How One Dance Major Spent Her Summer Teaching in Iraq
Lydia Mathis has been dancing since she was 3, but she only recently discovered how the art form can help with trauma. This summer, the Belhaven University student used her skill set to teach dance and movement classes at a refugee camp in northern Iraq.
Mathis, 21, led a five-week class with Yazidi children who have been displaced because of the conflict with ISIS. Yazidis are an ethnic and religious group, and depression and trauma are serious issues for these children. Dance helps combat that.
Lydia Mathis (center) leads a movement class in Iraq. All photos courtesy Samaritan’s Purse.
“Since being in college, I’ve become really interested in the science of movement, as well as the science and psychology behind trauma,” Mathis says.
That interest took her to Iraq, where her sister works, in 2016. Internally displaced persons are living in more than 2,000 temporary settlements in Iraq, according to the UN Refugee Agency.
During her first visit to the country, Mathis was able to see and learn about the different projects led by an organization called Samaritan’s Purse. “That’s where I really connected with the trauma therapists. We started talking about the possibility of me coming back to teach dance as one of the programs they would run,” she says.
Courtesy Samaritan’s Purse
That led her to return to Iraq this summer. She taught two groups, young children and older girls, ages 11 to 15, and took part in an afternoon mentorship program with the therapists.
Mathis initially thought she would teach a combination of classes divided into ballet, modern and creative movement, but after speaking with the trauma therapists, they decided that there needed to be extra sensitivity around dance terminology, so as to not offend the elders. Mathis says the Yazidis are not currently performing their cultural dances as a sign of mourning their losses and for those still in captivity. Because of this, the sessions were simply called movement classes and blended ballet and modern techniques and creative movement.
Courtesy Samaritan’s Purse
“It’s been really exciting,” she says. “With the older girls, especially, I’ll put out something like tendus or ronds de jambe, and they already recognize it as ballet. So they’ll be like, ‘Ballet! ballet!’ and they just get really excited. That’s been super-fun.”

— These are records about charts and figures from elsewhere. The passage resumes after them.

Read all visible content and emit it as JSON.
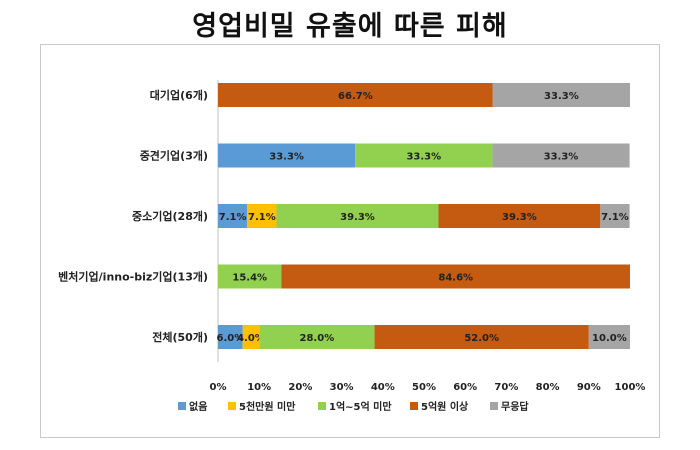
{
  "title": "영업비밀 유출에 따른 피해",
  "chart_data": {
    "type": "bar",
    "orientation": "horizontal",
    "stacked": true,
    "percent": true,
    "title": "영업비밀 유출에 따른 피해",
    "categories": [
      "대기업(6개)",
      "중견기업(3개)",
      "중소기업(28개)",
      "벤처기업/inno-biz기업(13개)",
      "전체(50개)"
    ],
    "series": [
      {
        "name": "없음",
        "color": "#5b9bd5",
        "values": [
          0,
          33.3,
          7.1,
          0,
          6.0
        ],
        "labels": [
          "",
          "33.3%",
          "7.1%",
          "",
          "6.0%"
        ]
      },
      {
        "name": "5천만원 미만",
        "color": "#ffc000",
        "values": [
          0,
          0,
          7.1,
          0,
          4.0
        ],
        "labels": [
          "",
          "",
          "7.1%",
          "",
          "4.0%"
        ]
      },
      {
        "name": "1억~5억 미만",
        "color": "#92d050",
        "values": [
          0,
          33.3,
          39.3,
          15.4,
          28.0
        ],
        "labels": [
          "",
          "33.3%",
          "39.3%",
          "15.4%",
          "28.0%"
        ]
      },
      {
        "name": "5억원 이상",
        "color": "#c55a11",
        "values": [
          66.7,
          0,
          39.3,
          84.6,
          52.0
        ],
        "labels": [
          "66.7%",
          "",
          "39.3%",
          "84.6%",
          "52.0%"
        ]
      },
      {
        "name": "무응답",
        "color": "#a5a5a5",
        "values": [
          33.3,
          33.3,
          7.1,
          0,
          10.0
        ],
        "labels": [
          "33.3%",
          "33.3%",
          "7.1%",
          "",
          "10.0%"
        ]
      }
    ],
    "xlim": [
      0,
      100
    ],
    "xticks": [
      "0%",
      "10%",
      "20%",
      "30%",
      "40%",
      "50%",
      "60%",
      "70%",
      "80%",
      "90%",
      "100%"
    ],
    "grid": false,
    "legend": "bottom"
  }
}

Spending five weeks in a war-torn country may not be for every college student, but Mathis says it was helpful having visited before. Still, there’s been some culture shock, particularly around how the female body is viewed. As a dancer, Mathis says she’s very in-tune with her body and its movement. In some areas of the Middle East, however, women’s clothing is much more conservative—a stark contrast from ballet’s traditional leotard-and-tights uniform.
“That is something I’m just very acutely aware of, but also something that carries into this cultural sensitivity of working with another group of people,” she adds.
Mathis says it’s been fascinating watching how the kids, especially the older girls, crave movement. Many sit in camps all day with little physical activity, so seeing them increase their capacity for the movement and learn they can have a presence with their bodies has been exciting, she says.
Courtesy Samaritan’s Purse
While the students spoke Kurdish, Mathis says she was able to communicate with them through movement and through a translator, when necessary.
Ultimately, she has learned that dance can be its own language without words. “I don’t necessarily need a translator to have a class,” she says, “because movement goes beyond words and cultural barriers.”